By Gary M. White, MD
Calciphylaxis (calcific uremic arteriolopathy) is a small vessel vasculopathy associated with soft tissue calcification that leads to ischemia and necrosis of skin, subcutaneous fat, visceral organs, and skeletal muscle. It occurs predominantly in individuals with renal failure on dialysis. The syndrome causes significant morbidity in the form of infection, organ failure, and pain. Mortality is high. In individuals with renal failure, risk factors for the development of calciphylaxis include female sex, Caucasian race, obesity, and diabetes mellitus. The term vascular calcification-cutaneous necrosis syndrome has been recommended for this syndrome in which certain triggers induce soft tissue calcification.
Painful mottling of the skin resembling livedo racemosa in a patient with CRF on dialysis is characteristic of the initial lesion. Later, these areas become indurated, ecchymotic plaques which enlarge and develop central necrosis and ulceration. Distal gangrene and autoamputation of multiple digits is common. Extensive calcification of blood vessels may be seen histologically and on X-rays. The calcium-phosphorus product is usually greater than 6.5 mmol x mmol/LxL. The typical patient has elevated phosphate and parathyroid hormone. The calcium level may be normal.
In metastatic calcification, the calcium x phosphate product is usually markedly higher than 6.5 mmol2/L2 and frequently, the GIT, lungs, kidneys and cardiovascular system are involved.
Rarely patients with primary hyperoxaluria may go undiagnosed into adulthood, develop renal failure, go on hemodialysis and develop necrotic skin lesions similar to calciphylaxis.
Radiologic imaging might enable more rapid diagnosis of calciphylaxis when skin biopsy specimen is pending or not available [JAAD 2017;77;241].
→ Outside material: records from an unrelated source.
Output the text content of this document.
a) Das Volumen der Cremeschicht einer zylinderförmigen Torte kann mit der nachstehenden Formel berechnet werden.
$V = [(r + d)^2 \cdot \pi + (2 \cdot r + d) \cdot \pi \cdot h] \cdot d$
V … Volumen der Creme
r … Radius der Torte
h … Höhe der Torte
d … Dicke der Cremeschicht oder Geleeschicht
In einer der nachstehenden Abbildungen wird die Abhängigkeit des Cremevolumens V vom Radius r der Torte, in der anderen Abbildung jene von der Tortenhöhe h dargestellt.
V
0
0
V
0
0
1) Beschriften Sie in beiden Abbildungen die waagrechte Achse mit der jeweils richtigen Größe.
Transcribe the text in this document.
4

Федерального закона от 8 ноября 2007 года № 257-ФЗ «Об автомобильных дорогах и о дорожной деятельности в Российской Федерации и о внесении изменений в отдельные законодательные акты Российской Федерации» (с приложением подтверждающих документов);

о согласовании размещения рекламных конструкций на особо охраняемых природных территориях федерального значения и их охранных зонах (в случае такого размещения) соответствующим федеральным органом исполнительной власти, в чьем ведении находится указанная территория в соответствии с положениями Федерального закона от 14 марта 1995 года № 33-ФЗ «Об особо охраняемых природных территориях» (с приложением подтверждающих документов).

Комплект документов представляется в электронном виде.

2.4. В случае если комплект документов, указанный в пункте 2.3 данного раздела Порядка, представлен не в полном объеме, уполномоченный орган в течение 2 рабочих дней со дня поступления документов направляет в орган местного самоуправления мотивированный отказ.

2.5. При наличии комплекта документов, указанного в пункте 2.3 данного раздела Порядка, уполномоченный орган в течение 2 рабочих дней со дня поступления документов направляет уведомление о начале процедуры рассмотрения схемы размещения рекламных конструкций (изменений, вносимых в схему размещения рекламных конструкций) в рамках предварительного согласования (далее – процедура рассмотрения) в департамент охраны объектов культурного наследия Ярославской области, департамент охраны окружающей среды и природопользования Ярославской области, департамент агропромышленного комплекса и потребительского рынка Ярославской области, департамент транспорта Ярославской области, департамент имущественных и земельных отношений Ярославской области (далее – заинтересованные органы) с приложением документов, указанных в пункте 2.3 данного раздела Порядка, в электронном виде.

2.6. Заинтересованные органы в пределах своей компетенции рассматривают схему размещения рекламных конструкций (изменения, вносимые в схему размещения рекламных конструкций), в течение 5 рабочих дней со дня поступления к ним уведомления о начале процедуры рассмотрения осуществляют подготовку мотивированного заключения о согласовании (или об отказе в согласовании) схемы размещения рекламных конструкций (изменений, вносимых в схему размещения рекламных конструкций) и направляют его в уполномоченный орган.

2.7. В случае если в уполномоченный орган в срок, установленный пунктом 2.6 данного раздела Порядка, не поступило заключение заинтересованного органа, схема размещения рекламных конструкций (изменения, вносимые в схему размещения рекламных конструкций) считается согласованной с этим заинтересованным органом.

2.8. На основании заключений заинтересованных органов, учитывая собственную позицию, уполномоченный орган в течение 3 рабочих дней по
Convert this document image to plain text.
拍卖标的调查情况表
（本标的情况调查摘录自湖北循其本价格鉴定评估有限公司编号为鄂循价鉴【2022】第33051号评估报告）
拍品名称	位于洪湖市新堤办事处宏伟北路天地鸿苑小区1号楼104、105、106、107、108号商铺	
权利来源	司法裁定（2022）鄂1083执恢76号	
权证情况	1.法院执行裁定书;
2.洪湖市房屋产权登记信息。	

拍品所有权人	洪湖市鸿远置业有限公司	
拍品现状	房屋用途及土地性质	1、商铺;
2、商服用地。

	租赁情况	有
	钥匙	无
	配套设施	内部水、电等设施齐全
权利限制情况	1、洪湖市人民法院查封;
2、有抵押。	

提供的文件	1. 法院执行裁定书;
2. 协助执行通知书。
Warfarin-associated nonuremic calciphylaxis (WANC) is a distinct subset. In one series, after switching off coumadin, 83% achieved full recovery [JAMADerm 2017;153;309]. 83% were female. Lesions most commonly occurred below the knees. The calcium-phosphate product is not elevated.
The lesions can be very painful. Counseling, emotional support and pain medications are in order. Efforts must be made to normalize the plasma calcium and phosphorus concentrations, the calcium and phosphorus product and the serum parathyroid hormone level. Parathyroidectomy is often needed. Unfortunately, some patients disease cannot be controlled and they may die from complications such as sepsis.
Surgical debridement to remove necrotic tissue and promote healing is widely used, but controversial as it may cause local progression of the disease. Enzymatic debridement, specialized dressings and negative pressure wound therapy may be beneficial. A wound care specialist is valuable here.
A single retrospective study of 16 patients with calciphylaxis at the Mayo clinic using an oral anticoagulant, the most common being apixaban, showed great promise in the treatment of calciphylaxis. At a follow up of 418 days, 9 of 16 were still alive and 5 of those 9 had complete resolution of their symptoms (study by Brian J. King, MD presented at the European Academy of Dermatology and Venereology as reported by Dermatology News, December, p. 8). Coumadin cannot be recommended as it may predispose to calciphylaxis.
Sodium thiosulfate is thought to act as an antioxidant, vasodilator and calcium chelator. Four patients completely cleared with remission of disease with IL sodium thiosulfate 250 mg/ml [JAMA Derm Aug 2013]. It is proposed that the agent dissolves the insoluble calcium salts embedded in tissue. Intravenous therapy is given as well. For that, the doses vary from 5 g to 25 g given intravenously over 1 h after high-flux hemodialysis three times a week for months.